The Purple Manifesto: A Savage Journey into the Heart of the Color Spectrum

There’s a certain madness that creeps in around the edges when you start talking about purple. Not the sanitized, corporate purple of tech company logos or children’s dinosaurs, but the raw, throbbing purple of a desert sunset after too many days on the road and not enough sleep.

I’ve seen what purple can do to a person’s mind. Watched perfectly reasonable art critics dissolve into babbling wrecks at the sight of a Rothko’s violet depths. The Romans understood this – they reserved purple for their emperors, knowing full well that common men couldn’t handle that kind of chromatic power without losing their grip on reality.
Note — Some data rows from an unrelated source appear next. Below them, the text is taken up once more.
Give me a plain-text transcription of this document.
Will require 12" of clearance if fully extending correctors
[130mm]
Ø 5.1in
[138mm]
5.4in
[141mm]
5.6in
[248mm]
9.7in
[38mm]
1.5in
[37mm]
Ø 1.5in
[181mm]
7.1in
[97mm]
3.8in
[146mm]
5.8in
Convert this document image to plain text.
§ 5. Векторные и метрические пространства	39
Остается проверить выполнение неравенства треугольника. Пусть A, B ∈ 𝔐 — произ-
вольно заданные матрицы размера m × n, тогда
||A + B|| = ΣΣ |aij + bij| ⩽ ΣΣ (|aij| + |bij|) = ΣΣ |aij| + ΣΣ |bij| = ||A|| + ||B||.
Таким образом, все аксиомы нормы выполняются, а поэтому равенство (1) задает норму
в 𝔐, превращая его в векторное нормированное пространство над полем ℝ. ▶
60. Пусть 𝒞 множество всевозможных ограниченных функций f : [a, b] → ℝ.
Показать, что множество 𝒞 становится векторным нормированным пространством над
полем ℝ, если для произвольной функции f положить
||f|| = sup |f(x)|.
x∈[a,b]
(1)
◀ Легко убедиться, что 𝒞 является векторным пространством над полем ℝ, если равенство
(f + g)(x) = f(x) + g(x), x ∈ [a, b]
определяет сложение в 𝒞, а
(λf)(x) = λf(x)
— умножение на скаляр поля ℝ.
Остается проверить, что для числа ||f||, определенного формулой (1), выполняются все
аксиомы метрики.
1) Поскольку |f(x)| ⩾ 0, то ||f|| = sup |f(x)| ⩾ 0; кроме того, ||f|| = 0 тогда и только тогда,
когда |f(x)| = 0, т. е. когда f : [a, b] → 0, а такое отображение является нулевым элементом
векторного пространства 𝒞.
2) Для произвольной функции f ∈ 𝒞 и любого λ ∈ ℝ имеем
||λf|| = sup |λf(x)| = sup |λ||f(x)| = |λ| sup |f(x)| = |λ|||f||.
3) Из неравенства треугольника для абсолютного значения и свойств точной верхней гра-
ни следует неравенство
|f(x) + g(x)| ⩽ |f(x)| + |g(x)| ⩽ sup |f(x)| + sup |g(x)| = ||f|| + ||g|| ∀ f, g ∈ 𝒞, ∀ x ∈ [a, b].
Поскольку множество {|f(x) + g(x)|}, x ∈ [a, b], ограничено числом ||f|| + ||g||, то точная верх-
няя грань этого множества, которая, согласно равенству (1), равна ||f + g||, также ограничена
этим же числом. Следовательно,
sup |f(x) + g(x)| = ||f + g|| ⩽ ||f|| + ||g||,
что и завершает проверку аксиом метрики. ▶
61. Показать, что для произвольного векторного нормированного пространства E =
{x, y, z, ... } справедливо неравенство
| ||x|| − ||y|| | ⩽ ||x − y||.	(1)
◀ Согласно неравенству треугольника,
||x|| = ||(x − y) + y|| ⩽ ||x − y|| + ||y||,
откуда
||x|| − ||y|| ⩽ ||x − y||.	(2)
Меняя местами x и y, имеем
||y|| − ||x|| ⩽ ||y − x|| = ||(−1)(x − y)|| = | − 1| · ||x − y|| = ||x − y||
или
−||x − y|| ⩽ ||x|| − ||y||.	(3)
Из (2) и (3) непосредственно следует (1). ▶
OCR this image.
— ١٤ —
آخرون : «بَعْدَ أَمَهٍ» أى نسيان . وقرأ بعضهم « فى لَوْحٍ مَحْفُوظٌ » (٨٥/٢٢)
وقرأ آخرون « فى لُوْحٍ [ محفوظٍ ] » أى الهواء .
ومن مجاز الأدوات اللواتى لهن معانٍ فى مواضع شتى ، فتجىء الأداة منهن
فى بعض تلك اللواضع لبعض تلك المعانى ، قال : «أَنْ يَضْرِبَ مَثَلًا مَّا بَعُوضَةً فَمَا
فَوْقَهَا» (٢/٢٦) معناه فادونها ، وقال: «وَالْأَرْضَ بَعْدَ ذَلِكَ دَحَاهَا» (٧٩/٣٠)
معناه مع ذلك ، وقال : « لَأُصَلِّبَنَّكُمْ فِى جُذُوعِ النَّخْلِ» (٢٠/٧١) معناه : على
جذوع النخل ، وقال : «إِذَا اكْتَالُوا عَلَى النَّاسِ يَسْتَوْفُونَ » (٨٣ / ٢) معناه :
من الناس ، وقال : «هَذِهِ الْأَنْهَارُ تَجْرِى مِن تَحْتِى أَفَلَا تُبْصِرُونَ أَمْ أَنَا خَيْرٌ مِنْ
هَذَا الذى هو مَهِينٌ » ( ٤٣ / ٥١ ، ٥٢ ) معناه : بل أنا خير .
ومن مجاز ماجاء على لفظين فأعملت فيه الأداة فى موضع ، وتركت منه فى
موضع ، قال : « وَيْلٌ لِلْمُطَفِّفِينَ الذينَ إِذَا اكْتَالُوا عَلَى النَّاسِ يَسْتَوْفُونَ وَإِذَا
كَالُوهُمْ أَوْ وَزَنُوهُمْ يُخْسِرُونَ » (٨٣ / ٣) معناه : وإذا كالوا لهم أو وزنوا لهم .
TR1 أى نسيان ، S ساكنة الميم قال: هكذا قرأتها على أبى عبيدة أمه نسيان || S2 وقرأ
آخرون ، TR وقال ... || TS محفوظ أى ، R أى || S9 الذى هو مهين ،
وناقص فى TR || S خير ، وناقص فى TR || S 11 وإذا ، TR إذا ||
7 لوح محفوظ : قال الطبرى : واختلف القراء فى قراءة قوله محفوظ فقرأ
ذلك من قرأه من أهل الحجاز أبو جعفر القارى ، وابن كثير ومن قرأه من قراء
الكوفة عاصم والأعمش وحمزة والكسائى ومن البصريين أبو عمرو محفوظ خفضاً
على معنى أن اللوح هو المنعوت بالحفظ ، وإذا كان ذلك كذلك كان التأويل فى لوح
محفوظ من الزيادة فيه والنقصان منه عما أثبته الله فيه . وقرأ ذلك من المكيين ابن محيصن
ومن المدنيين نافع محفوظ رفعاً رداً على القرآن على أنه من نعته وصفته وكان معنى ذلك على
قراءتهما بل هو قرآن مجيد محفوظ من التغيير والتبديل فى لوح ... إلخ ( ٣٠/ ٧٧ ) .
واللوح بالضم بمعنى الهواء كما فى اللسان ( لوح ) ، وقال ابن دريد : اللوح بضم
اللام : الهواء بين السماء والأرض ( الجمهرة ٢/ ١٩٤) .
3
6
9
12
Let’s be brutally honest here: any color that comes from crushing thousands of sea snails is operating on a different level of consciousness than your garden variety pigments. Blue? Please. Blue is what accountants see when they look up at the sky during their lunch breaks. Red is what insecure men paint their midlife crisis cars. But purple… purple is what happens when the universe decides to show off.

I spent three days in a hotel room in Vegas staring at a purple wallpaper pattern until it started speaking in tongues. The hotel manager later claimed there was no purple wallpaper in the entire building. This is what we’re dealing with here, people.

The facts are clear, even if they’re uncomfortable: purple is the color of royalty, of psychedelic enlightenment, of bruises earned in the pursuit of truth. It’s the last visible color in the spectrum before reality breaks down into ultraviolet and mathematical abstractions. Anyone who tells you different is probably working for the yellow lobby, and God help them for that.

Buy the ticket, take the ride. Just make sure it’s painted purple.